The second way a Columbo is effectively deployed is by having an email message (preferably a video message) from the owner/GM with a personal touch.It should let the customer know that the primary decision-maker in the place understands they submitted a lead a little while back. Not only does the message offer to answer any newly discovered questions, but it should offer a specific value just for mentioning that particular video. It makes the customer feel that they have a connection directly to the top.
– Old school: As a customer agrees to a deal, the salesperson is told by the manager to put them on the ladder. The salesperson then has to go back and apologize that they forgot about an extra feature/accessory on the car and it will cost the customer a couple hundred more.The customers usually relent. Then, later, they say they’ve reviewed their credit and it won’t be the payment they expected because the higher rate raises the monthly expense another $20 or so a month.Each time you speak to them, you put them on the proverbial “ladder” taking them higher and higher.

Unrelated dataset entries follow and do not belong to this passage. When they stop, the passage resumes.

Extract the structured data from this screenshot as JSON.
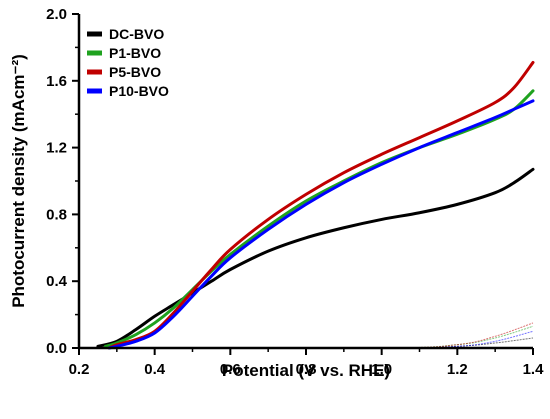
{
  "chart_data": {
    "type": "line",
    "title": "",
    "xlabel": "Potential (V vs. RHE)",
    "ylabel": "Photocurrent density (mAcm⁻²)",
    "xlim": [
      0.2,
      1.4
    ],
    "ylim": [
      0.0,
      2.0
    ],
    "x_ticks": [
      0.2,
      0.4,
      0.6,
      0.8,
      1.0,
      1.2,
      1.4
    ],
    "x_tick_labels": [
      "0.2",
      "0.4",
      "0.6",
      "0.8",
      "1.0",
      "1.2",
      "1.4"
    ],
    "y_ticks": [
      0.0,
      0.4,
      0.8,
      1.2,
      1.6,
      2.0
    ],
    "y_tick_labels": [
      "0.0",
      "0.4",
      "0.8",
      "1.2",
      "1.6",
      "2.0"
    ],
    "grid": false,
    "legend_position": "top-left",
    "series": [
      {
        "name": "DC-BVO",
        "color": "#000000",
        "x": [
          0.25,
          0.3,
          0.35,
          0.4,
          0.45,
          0.5,
          0.55,
          0.6,
          0.7,
          0.8,
          0.9,
          1.0,
          1.1,
          1.2,
          1.3,
          1.35,
          1.4
        ],
        "y": [
          0.01,
          0.04,
          0.11,
          0.19,
          0.26,
          0.33,
          0.4,
          0.47,
          0.58,
          0.66,
          0.72,
          0.77,
          0.81,
          0.86,
          0.93,
          0.99,
          1.07
        ]
      },
      {
        "name": "P1-BVO",
        "color": "#1fa21f",
        "x": [
          0.27,
          0.3,
          0.35,
          0.4,
          0.45,
          0.5,
          0.55,
          0.6,
          0.7,
          0.8,
          0.9,
          1.0,
          1.1,
          1.2,
          1.3,
          1.35,
          1.4
        ],
        "y": [
          0.01,
          0.03,
          0.08,
          0.15,
          0.24,
          0.35,
          0.46,
          0.56,
          0.73,
          0.88,
          1.0,
          1.11,
          1.2,
          1.28,
          1.37,
          1.43,
          1.54
        ]
      },
      {
        "name": "P5-BVO",
        "color": "#c00000",
        "x": [
          0.28,
          0.3,
          0.35,
          0.4,
          0.45,
          0.5,
          0.55,
          0.6,
          0.7,
          0.8,
          0.9,
          1.0,
          1.1,
          1.2,
          1.3,
          1.35,
          1.4
        ],
        "y": [
          0.0,
          0.02,
          0.05,
          0.1,
          0.21,
          0.34,
          0.47,
          0.59,
          0.77,
          0.92,
          1.05,
          1.16,
          1.26,
          1.36,
          1.47,
          1.56,
          1.71
        ]
      },
      {
        "name": "P10-BVO",
        "color": "#0000ff",
        "x": [
          0.28,
          0.3,
          0.35,
          0.4,
          0.45,
          0.5,
          0.55,
          0.6,
          0.7,
          0.8,
          0.9,
          1.0,
          1.1,
          1.2,
          1.3,
          1.35,
          1.4
        ],
        "y": [
          0.0,
          0.01,
          0.04,
          0.09,
          0.19,
          0.31,
          0.43,
          0.54,
          0.71,
          0.86,
          0.99,
          1.1,
          1.2,
          1.29,
          1.38,
          1.43,
          1.48
        ]
      }
    ],
    "dark_series": [
      {
        "color": "#000000",
        "x": [
          0.2,
          1.0,
          1.2,
          1.3,
          1.4
        ],
        "y": [
          0.0,
          0.0,
          0.01,
          0.03,
          0.06
        ]
      },
      {
        "color": "#1fa21f",
        "x": [
          0.2,
          1.0,
          1.2,
          1.3,
          1.4
        ],
        "y": [
          0.0,
          0.0,
          0.02,
          0.06,
          0.13
        ]
      },
      {
        "color": "#c00000",
        "x": [
          0.2,
          1.0,
          1.2,
          1.3,
          1.4
        ],
        "y": [
          0.0,
          0.0,
          0.02,
          0.07,
          0.15
        ]
      },
      {
        "color": "#0000ff",
        "x": [
          0.2,
          1.0,
          1.2,
          1.3,
          1.4
        ],
        "y": [
          0.0,
          0.0,
          0.01,
          0.04,
          0.1
        ]
      }
    ]
  }
}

– New school: This also is used two ways in Internet sales, but I don’t approve of either. One way to put an internet customer on the ladder is by sending them a quote on the vehicle they desired, minus one option – or telling them their vehicle is in stock, but not telling them your in-stock model also has a sunroof for instance. You get them in and hope to sell them on the feature, putting them on the ladder. The other way to put a customer on the ladder is by saying “plus fees”. The customer expects the fees to just be taxes, but is asked just prior to signing “how do you want to come up with the destination fee/internet negotiation fee/etc”. They’ve spent time with you and are invested in the sale and the car. They will usually pay a portion of the fee – bringing in more profit on the deal.Either of these tactics will give your dealership a bad reputation in my opinion.
The Time Bomb
– Old school: When a customer is about to leave before purchasing a specific car, the salesperson tells them it will not be available if they walk out. Whether it is a Today Only Price or that another customer is coming to pick it up or that it is being transferred to a “sister store”, it won’t be here when they get back.It attempts to force a decision.

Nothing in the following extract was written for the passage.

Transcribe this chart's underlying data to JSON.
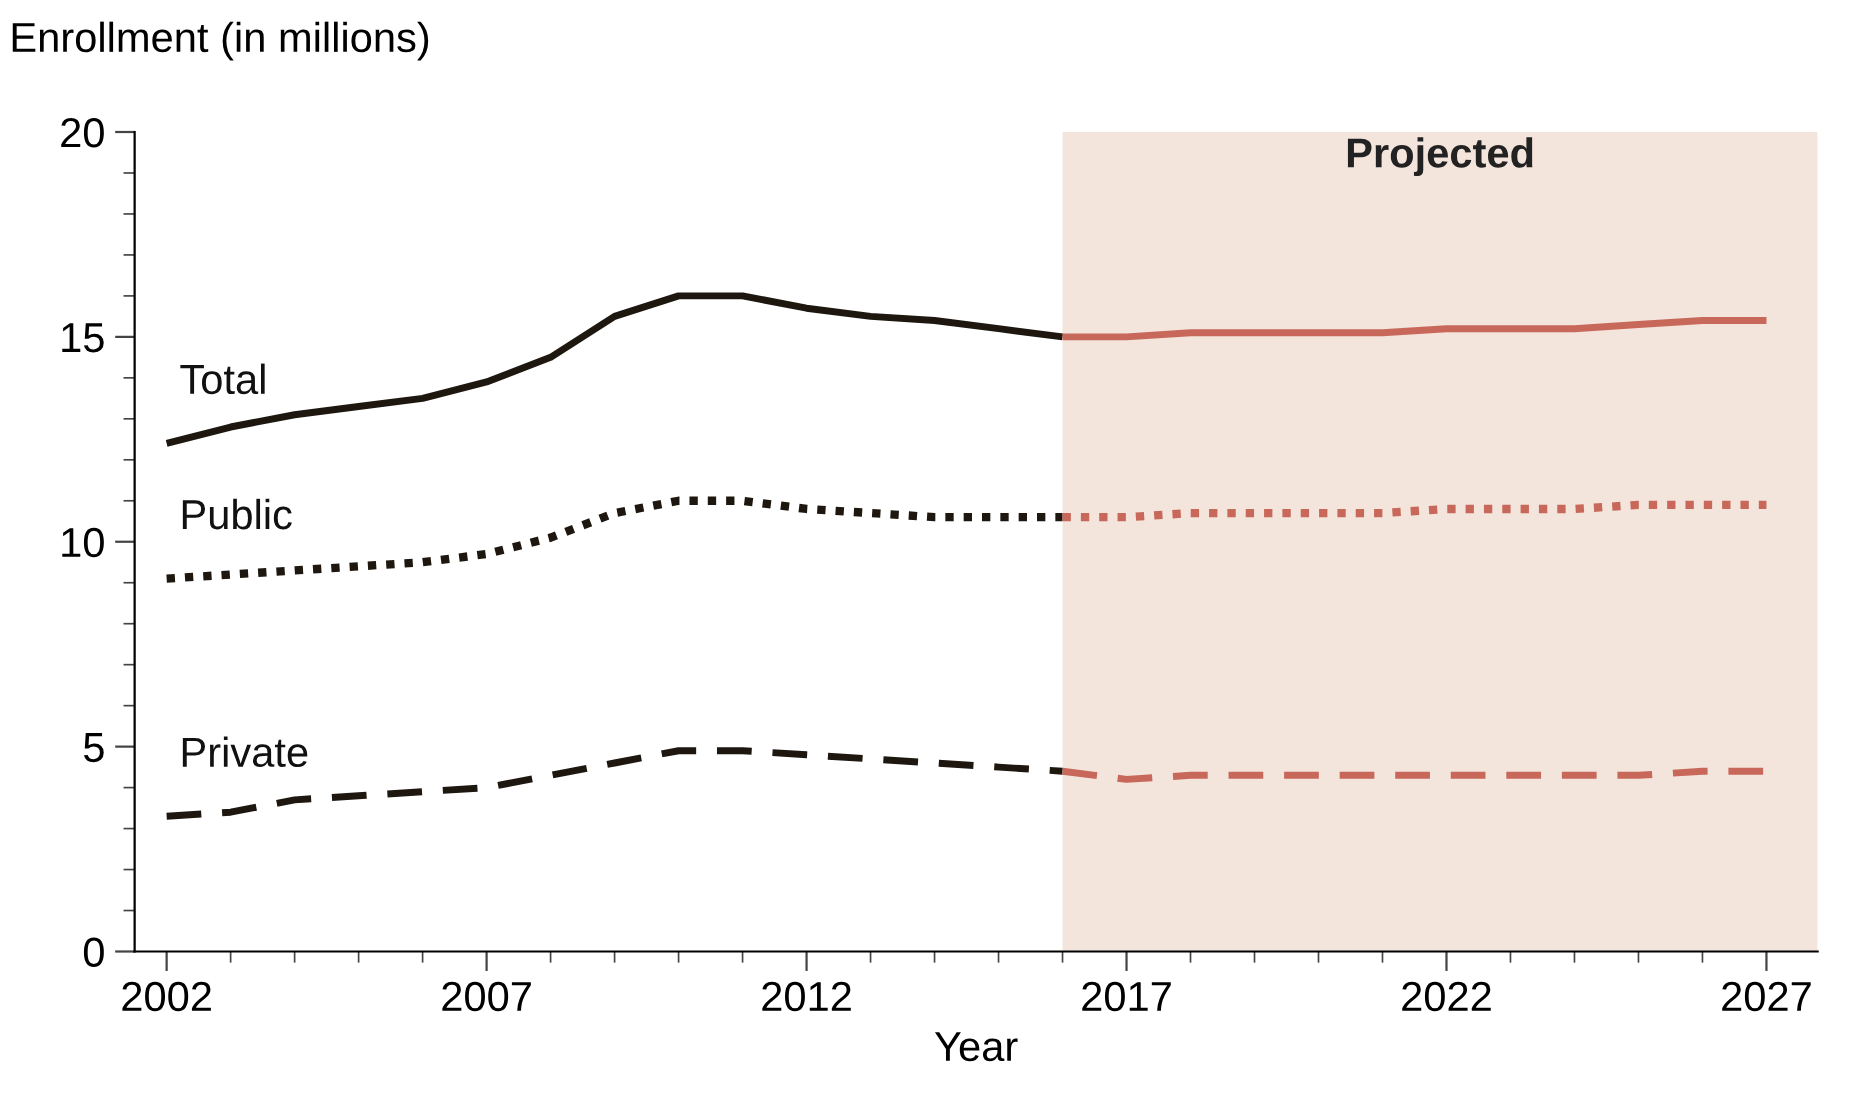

– New school: When emailing a prospect an internet price, ISMs can attach a statement saying that the internet pricing changes every month and offers the prospect a “good until date”. Then, toward month’s end, it gives the ISM the ability to call/email and ask if they haven’t yet purchased, would they like a new, updated quote when the pricing changes. The same can be done for incentives. This is a tactic to have a specific reason for the dealer’s follow up with the e-lead.
Even with the industry turning online, there are still lessons to be learned from our predecessors. Whether right or wrong, these old school tactics do have new applications in today’s online market. The newest performers in our dealerships can still benefit by having a few tricks up their sleeves.